Dans certains pays il est interdit aux dames de se promener en pantalons. Au Venezuela il est déconseillé aux messieurs de sortir dans la rue en short. Résultat, conduite au commissariat pour un rappel à la Loi (que bien entendu nous ignorions). Port du short autorisé tout de même pour les pratiques sportives, sur les terrains adéquats. Comme dans d’autres pays du continent, le sport le plus populaire au Venezuela est le base-ball, suivi du football. La pelote basque se pratique également partout où existe un Centro Vasco, comme à Caracas, Maracay, Valencia ou Barcelona. C’est la paire des biarrots Larzabal et Barace qui gagne un soir le tournoi quotidien de paleta gomme à Barcelona ! Victoire arrosée au rhum et jus d’oranges pressées…

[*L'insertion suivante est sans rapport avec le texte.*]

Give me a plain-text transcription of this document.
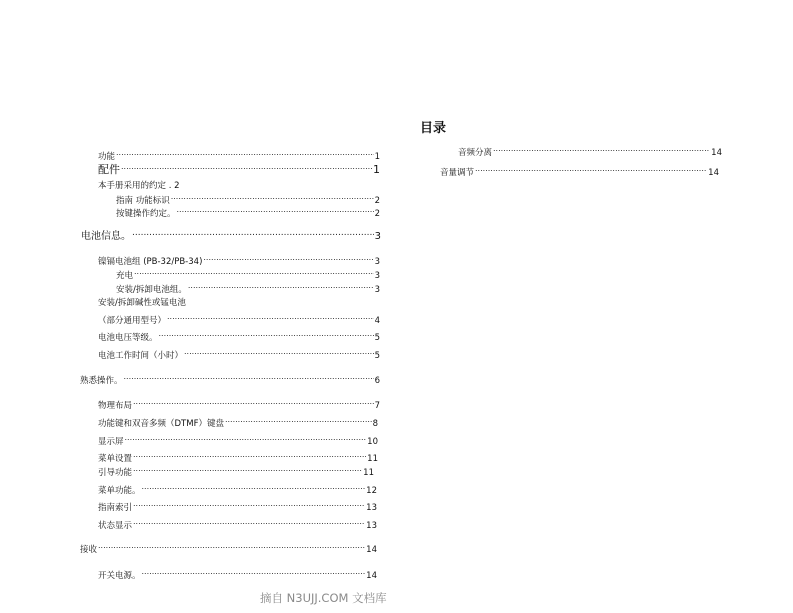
目录
功能 .....	1
配件 .....	1
本手册采用的约定 . 2
指南 功能标识 .....	2
按键操作约定。 .....	2
电池信息。 .....	3
镍镉电池组 (PB-32/PB-34) .....	3
充电 .....	3
安装/拆卸电池组。 .....	3
安装/拆卸碱性或锰电池
（部分通用型号） .....	4
电池电压等级。 .....	5
电池工作时间（小时） .....	5
熟悉操作。 .....	6
物理布局 .....	7
功能键和双音多频（DTMF）键盘 .....	8
显示屏 .....	10
菜单设置 .....	11
引导功能 .....	11
菜单功能。 .....	12
指南索引 .....	13
状态显示 .....	13
接收 .....	14
开关电源。 .....	14
音频分离 .....	14
音量调节 .....	14
摘自 N3UJJ.COM 文档库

Outre la côte Caraïbe, les plaines et les Andes, une quatrième grande région est constituée par le bassin de l’Orénoque : l’Amazonie vénézolane. Région la moins peuplée, mais prometteuse pour l’avenir du pays, où pour les amoureux de grands espaces vierges se trouve El Salto del Angel, une des plus belles et impressionnantes cascades du monde, uniquement accessible par la voie des airs (qu’hélas je n’ai pu admirer qu’en photographie).